Looking at the graph without the 2016 data, we can see a marginally better fit. Lets get a better look at these fits by finding the r squared values.
#using data for strictly year 2015 and year 2017
data_15_17_corr = data_15_17[factors]
#getting the correlation coefficient, then squaring the numbers
data_15_17_corr = data_15_17_corr.corr() **2
data_15_17_corr['Family']
This chart is using the data without 2016, read as Family vs Row, this is why we have 1.0 in Family vs Family.
As we can see our squared correlation coefficients between Family and Economy jumped from 0.34 to 0.46, showing over a 10% increase in our data fitting better, after removing our 2016 data.
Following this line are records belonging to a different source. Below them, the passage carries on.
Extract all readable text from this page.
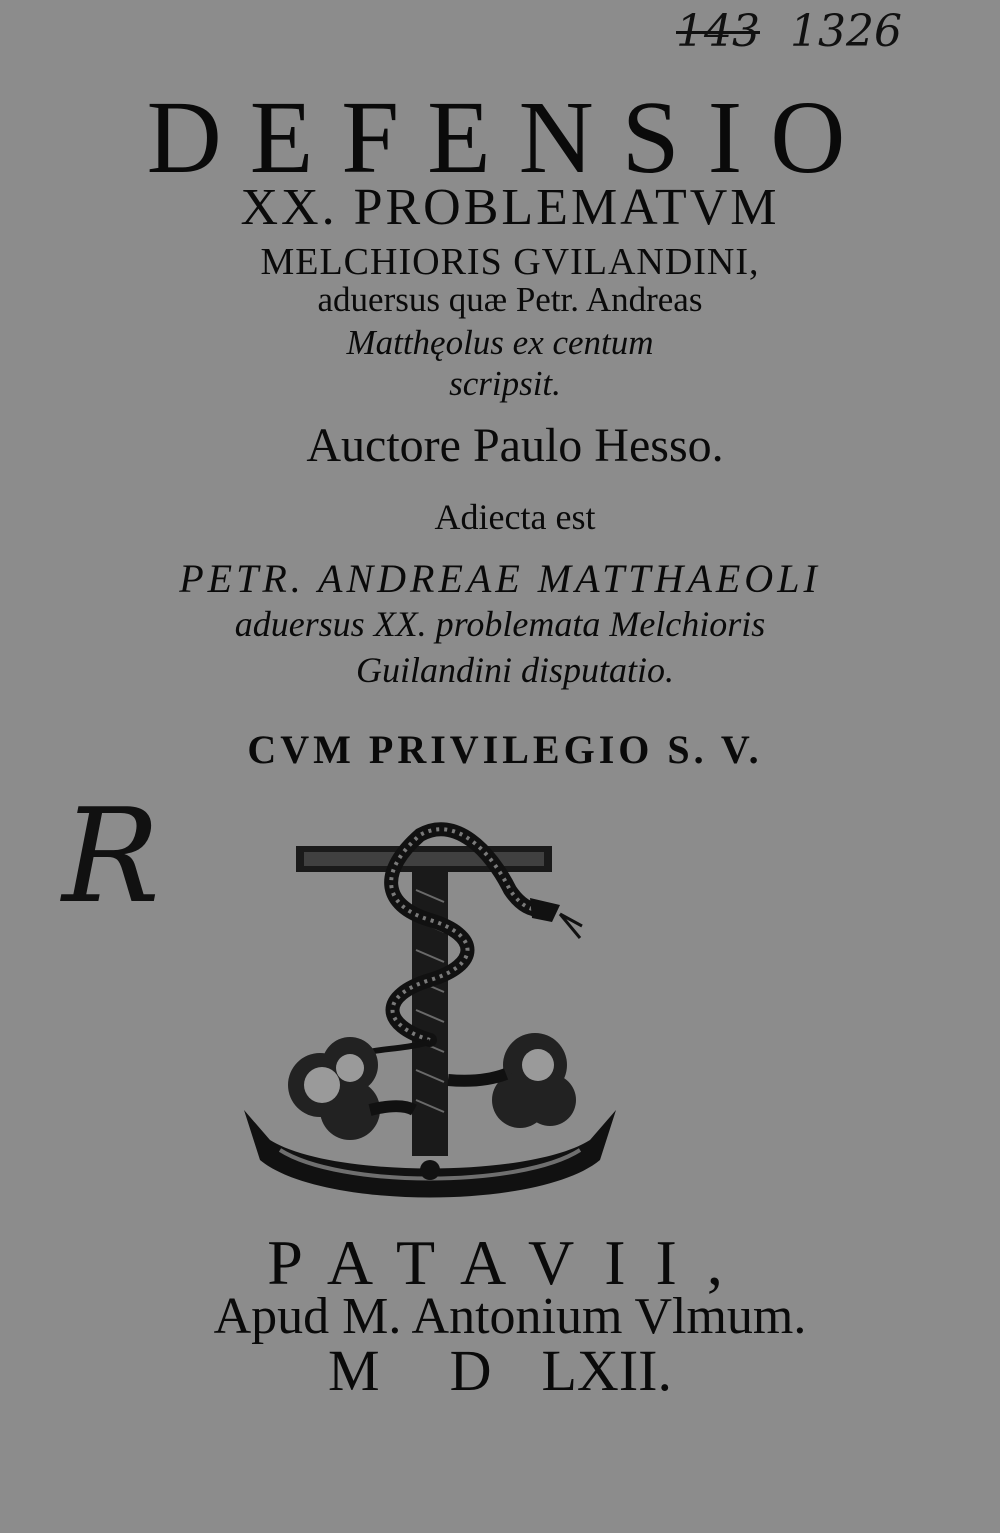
143 1326
DEFENSIO
XX. PROBLEMATVM
MELCHIORIS GVILANDINI,
aduersus quæ Petr. Andreas
Matthęolus ex centum
scripsit.
Auctore Paulo Hesso.
Adiecta est
PETR. ANDREAE MATTHAEOLI
aduersus XX. problemata Melchioris
Guilandini disputatio.
CVM PRIVILEGIO S. V.
R
PATAVII,
Apud M. Antonium Vlmum.
M D LXII.
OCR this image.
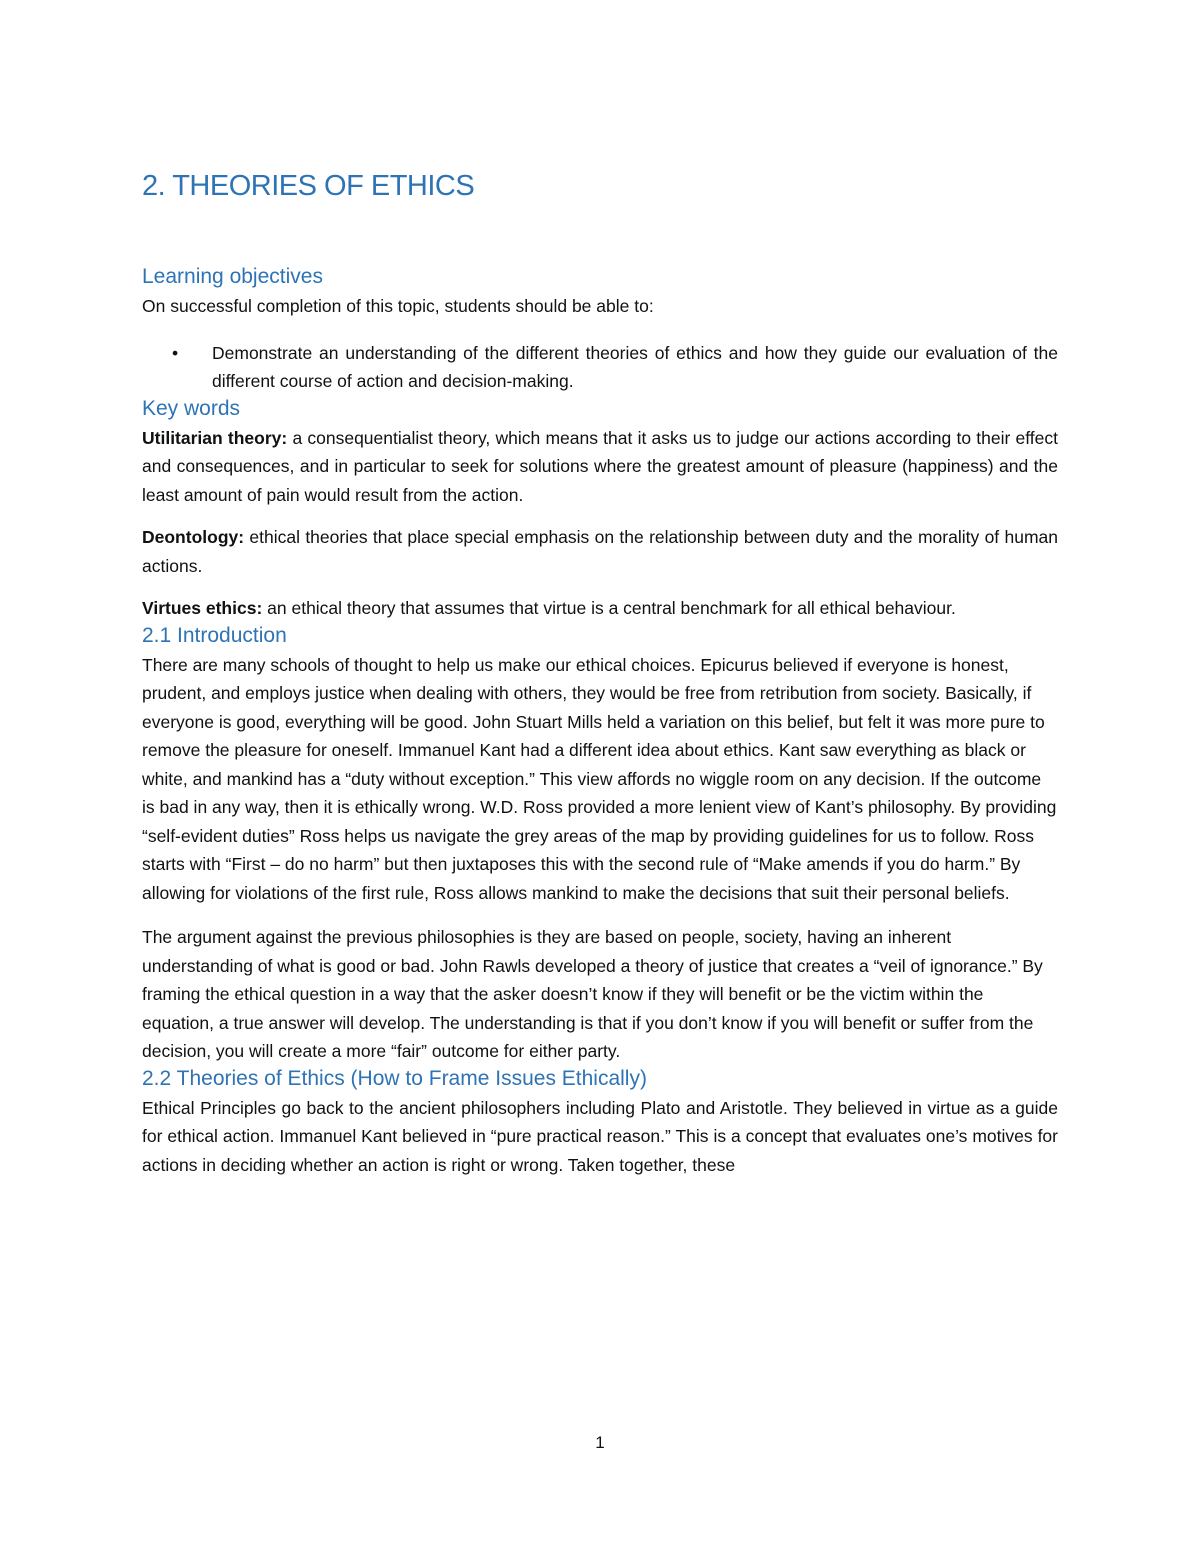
2. THEORIES OF ETHICS
Learning objectives

On successful completion of this topic, students should be able to:

• Demonstrate an understanding of the different theories of ethics and how they guide our evaluation of the different course of action and decision-making.
Key words

Utilitarian theory: a consequentialist theory, which means that it asks us to judge our actions according to their effect and consequences, and in particular to seek for solutions where the greatest amount of pleasure (happiness) and the least amount of pain would result from the action.

Deontology: ethical theories that place special emphasis on the relationship between duty and the morality of human actions.

Virtues ethics: an ethical theory that assumes that virtue is a central benchmark for all ethical behaviour.

2.1 Introduction

There are many schools of thought to help us make our ethical choices. Epicurus believed if everyone is honest, prudent, and employs justice when dealing with others, they would be free from retribution from society. Basically, if everyone is good, everything will be good. John Stuart Mills held a variation on this belief, but felt it was more pure to remove the pleasure for oneself. Immanuel Kant had a different idea about ethics. Kant saw everything as black or white, and mankind has a “duty without exception.” This view affords no wiggle room on any decision. If the outcome is bad in any way, then it is ethically wrong. W.D. Ross provided a more lenient view of Kant’s philosophy. By providing “self-evident duties” Ross helps us navigate the grey areas of the map by providing guidelines for us to follow. Ross starts with “First – do no harm” but then juxtaposes this with the second rule of “Make amends if you do harm.” By allowing for violations of the first rule, Ross allows mankind to make the decisions that suit their personal beliefs.

The argument against the previous philosophies is they are based on people, society, having an inherent understanding of what is good or bad. John Rawls developed a theory of justice that creates a “veil of ignorance.” By framing the ethical question in a way that the asker doesn’t know if they will benefit or be the victim within the equation, a true answer will develop. The understanding is that if you don’t know if you will benefit or suffer from the decision, you will create a more “fair” outcome for either party.

2.2 Theories of Ethics (How to Frame Issues Ethically)

Ethical Principles go back to the ancient philosophers including Plato and Aristotle. They believed in virtue as a guide for ethical action. Immanuel Kant believed in “pure practical reason.” This is a concept that evaluates one’s motives for actions in deciding whether an action is right or wrong. Taken together, these

1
We can also notice our Family score vs Happiness score jumped from 0.46 to 0.49, a small increase without our 2016 data.
There was one more correlation that seemed to fit very well, from the heatmap earlier, Economy vs Health.
l = sns.regplot(data = data, x=data_15['Economy (GDP per Capita)'], y= data_15['Health (Life Expectancy)'], fit_reg=False, label = y_a[0]) #cycle through 2015 data
sns.regplot(data = data, x=data_16['Economy (GDP per Capita)'], y= data_16['Health (Life Expectancy)'], fit_reg=False, label = y_a[1]) #layer ontop 2016 data
sns.regplot(data = data, x=data_17['Economy (GDP per Capita)'], y= data_17['Health (Life Expectancy)'], fit_reg=False, label = y_a[2]) #layer ontop 2017 data
#plot for regression line of total years
sns.regplot(data = data, x=data['Economy (GDP per Capita)'], y= data['Health (Life Expectancy)'], scatter= False, color = 'black').set_title("Correlation for Economy (GDP per Capita) vs Health (Life Expectancy)")
l.legend(loc=4)
The is graph of Economy vs Health has a heavy correlation of ~63%, the highest correlation out of all our categories.
In general we can hypothesize that the biggest factors for someones happiness may be their Economy(61%), Health(56%), and Family(40%). We can also assume that Freedom(31%) and the Dystopia Residual(24%) have moderate correlation, while Trust(17%) and Generosity(3%) typically have the lowest correlation.
We can also notice that, in general, people in 2016 had a lower score for Family, which showed, when removing the lower 2016 data, a 12% increase (34% to 46%) in a correlation between Family and Economy, and a 3% increase (46% to 49%) in Family vs Happiness. This is something that is expected, as Happiness is more heavily correlated with three factors: Economy(61%), Health(56%), and Family(40%). Meanwhile the Economy is only heavily correlated with two factors: Health(63%) and Family(34%). Meaning the family scores will have a heavier impact on the economy score, as opposed to the happiness score, even though its correlation percentage is lower.